Prime Minister Ahmet Davutoğlu has harshly criticized the Peoples’ Democratic Party (HDP), describing the party as “the gladio of terrorists.” 

“One of the co-leaders of this party is daring to insult our president and the presidential position by saying ‘all these games are carried out by the Palace Gladio.’ Here I openly declare: All posts in Turkey, including the presidency, are functioning within the constitutional system. But you, you are the elements of the terrorist gladio,” he said, addressing his party’s provincial headquarters.

His remarks came in response to the HDP’s accusation that President Recep Tayyip Erdoğan was behind “games by the Palace Gladio,” particularly in the case of the July 20 suicide attack on the Amara Cultural Center in Suruç, which killed 31 socialist activists.

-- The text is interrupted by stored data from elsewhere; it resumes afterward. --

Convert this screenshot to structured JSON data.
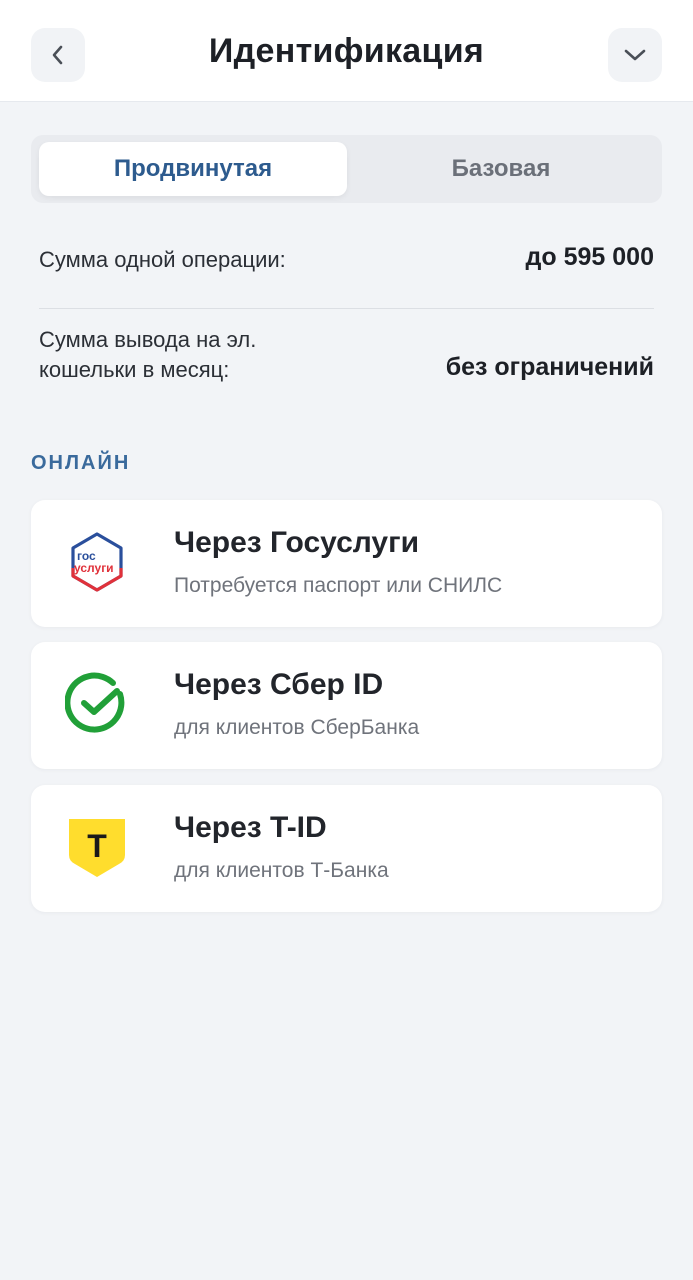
{
  "header": {
    "title": "Идентификация",
    "back_icon": "chevron-left-icon",
    "menu_icon": "chevron-down-icon"
  },
  "tabs": [
    {
      "label": "Продвинутая",
      "active": true
    },
    {
      "label": "Базовая",
      "active": false
    }
  ],
  "limits": {
    "operation": {
      "label": "Сумма одной операции:",
      "value": "до 595 000"
    },
    "withdrawal": {
      "label_line1": "Сумма вывода на эл.",
      "label_line2": "кошельки в месяц:",
      "value": "без ограничений"
    }
  },
  "section_title": "ОНЛАЙН",
  "methods": [
    {
      "title": "Через Госуслуги",
      "subtitle": "Потребуется паспорт или СНИЛС",
      "icon": "gosuslugi-icon",
      "logo_text_top": "гос",
      "logo_text_bottom": "услуги"
    },
    {
      "title": "Через Сбер ID",
      "subtitle": "для клиентов СберБанка",
      "icon": "sber-icon"
    },
    {
      "title": "Через T-ID",
      "subtitle": "для клиентов Т-Банка",
      "icon": "tbank-icon",
      "logo_letter": "Т"
    }
  ],
  "colors": {
    "accent": "#2d5b8e",
    "background": "#f2f4f7",
    "sber_green": "#21a038",
    "tbank_yellow": "#ffdd2d",
    "gos_blue": "#2a4f9c",
    "gos_red": "#e0313a"
  }
}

The AKP just wants to talk about politics after the June 7 elections, not take security measures, Davutoğlu said, but vowed to “maintain public order verging on authoritativeness if anyone plays the game of chaos.”

Some people conducted “political engineering” in the pre-election period, dreaming of a Turkey without the AKP, where the party would be in the “felon’s dock” and a country where the presidency was isolated, the prime minister said. But after one-and-a-half months, everybody has seen that the “nature of politics in Turkey could not be shaped” without the AKP, Davutoğlu said.  

In a constitutional order, it is not possible to form any government without the president’s consent, he said. 

After the elections, the AKP did not tangle with anyone and did not engage in polarization, he said, while noting that AKP cadres hold the top three seats in the state: the presidency, the prime ministry and the parliamentary speaker’s chair.